While Sonya was special from the moment I knew of her existence. I certainly wasn’t expecting her. My husband and I were so happy and in love — having a baby wasn’t the most important thing to us. But, I was eager to finally rid my body of the pill. If a baby came or didn’t come, it was meant to be, I decided.

A month later, my body felt different. My breasts were tender and my stomach churned at the smell of garlic or coffee. I bought a pregnancy test at the pharmacy around the corner and was shocked to see two blue plus signs. I called my mom. I couldn’t believe that my life was going to change so drastically. I was scared at what would happen to my body. I was scared about what would happen to my relationship with my husband. I cried. But beneath the tears my heart beat with excitement and my soul felt light. I was frightened but so very happy at the same time.

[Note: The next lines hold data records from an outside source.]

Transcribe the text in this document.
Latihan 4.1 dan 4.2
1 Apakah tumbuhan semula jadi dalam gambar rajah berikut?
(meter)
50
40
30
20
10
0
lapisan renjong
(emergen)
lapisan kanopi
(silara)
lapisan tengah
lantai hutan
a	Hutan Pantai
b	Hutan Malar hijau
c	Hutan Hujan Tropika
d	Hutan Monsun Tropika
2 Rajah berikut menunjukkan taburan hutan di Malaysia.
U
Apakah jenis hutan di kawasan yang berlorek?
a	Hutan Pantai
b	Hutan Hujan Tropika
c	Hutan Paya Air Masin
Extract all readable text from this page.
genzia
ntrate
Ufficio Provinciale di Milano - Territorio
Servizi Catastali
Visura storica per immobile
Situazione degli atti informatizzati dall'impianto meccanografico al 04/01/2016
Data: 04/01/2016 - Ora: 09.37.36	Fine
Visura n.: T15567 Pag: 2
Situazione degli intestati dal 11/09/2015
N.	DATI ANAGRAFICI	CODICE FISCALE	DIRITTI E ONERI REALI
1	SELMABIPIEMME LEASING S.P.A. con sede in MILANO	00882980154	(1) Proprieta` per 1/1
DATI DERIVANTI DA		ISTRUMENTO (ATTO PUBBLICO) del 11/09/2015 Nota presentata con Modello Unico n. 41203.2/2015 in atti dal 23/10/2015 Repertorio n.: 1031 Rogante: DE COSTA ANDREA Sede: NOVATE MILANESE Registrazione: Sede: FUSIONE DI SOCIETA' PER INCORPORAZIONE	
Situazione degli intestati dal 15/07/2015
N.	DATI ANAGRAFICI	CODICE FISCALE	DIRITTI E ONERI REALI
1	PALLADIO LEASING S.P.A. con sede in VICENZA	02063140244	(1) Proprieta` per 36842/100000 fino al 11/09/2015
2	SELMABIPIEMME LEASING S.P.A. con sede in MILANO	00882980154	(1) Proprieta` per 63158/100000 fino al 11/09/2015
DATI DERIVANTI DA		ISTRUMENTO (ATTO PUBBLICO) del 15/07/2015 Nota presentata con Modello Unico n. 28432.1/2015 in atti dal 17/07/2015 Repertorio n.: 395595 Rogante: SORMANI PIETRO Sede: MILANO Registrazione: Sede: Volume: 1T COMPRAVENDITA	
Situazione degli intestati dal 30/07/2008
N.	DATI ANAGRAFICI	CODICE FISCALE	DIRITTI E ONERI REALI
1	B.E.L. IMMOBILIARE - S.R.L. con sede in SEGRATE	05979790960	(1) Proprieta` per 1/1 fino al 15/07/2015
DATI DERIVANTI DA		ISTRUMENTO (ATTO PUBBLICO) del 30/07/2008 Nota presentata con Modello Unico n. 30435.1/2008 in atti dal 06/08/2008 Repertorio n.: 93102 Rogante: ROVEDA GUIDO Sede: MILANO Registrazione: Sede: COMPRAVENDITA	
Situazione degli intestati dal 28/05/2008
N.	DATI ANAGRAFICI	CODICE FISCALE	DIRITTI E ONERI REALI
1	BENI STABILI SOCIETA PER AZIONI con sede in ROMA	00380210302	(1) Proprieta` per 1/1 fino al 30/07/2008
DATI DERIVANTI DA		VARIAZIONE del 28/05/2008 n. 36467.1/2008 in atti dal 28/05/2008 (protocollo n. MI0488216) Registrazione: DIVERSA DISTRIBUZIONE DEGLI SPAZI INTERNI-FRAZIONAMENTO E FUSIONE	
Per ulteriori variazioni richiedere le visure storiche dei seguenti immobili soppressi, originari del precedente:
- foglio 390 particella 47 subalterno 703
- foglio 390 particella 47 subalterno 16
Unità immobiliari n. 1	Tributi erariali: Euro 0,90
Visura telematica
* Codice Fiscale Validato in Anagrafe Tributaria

The OB said that I had an option of an amnio, though she didn’t recommend it. Such a procedure was risky – and why risk an otherwise perfectly healthy pregnancy? The level of hearing loss was also unknown. The baby could have minor hearing loss that would be fixed by a hearing aid. There was also a chance that the baby would be profoundly deaf (and while this testing was new, most babies with similar genetic mutations had profound deafness). She told me to speak with a genetic counselor and to think about it. I felt an overwhelming and consuming darkness from within. I hung up the phone and went to the bathroom. A sob from deep within my chest seemed to erupt as soon as I closed the stall door.

A week later, my husband and I met with the first of many genetic counselors, who unfortunately had little knowledge of the GJB2 gene mutation we both carried as this mutation was only recently added to the panel test.  My husband – being the rational and logical problem solver that he is – spoke to numerous other geneticists, professors and doctors over the next several months. I tried to join him in the research, but the thought of deafness was so painful to me that I ultimately decided to do what I felt was best for me and for Sonya – and that meant to be in denial. After all, there was still a 75 percent chance that Sonya would either be a carrier of the recessive gene (and therefore it would not be expressed) or that she wouldn’t have it at all. These weren’t terrible odds.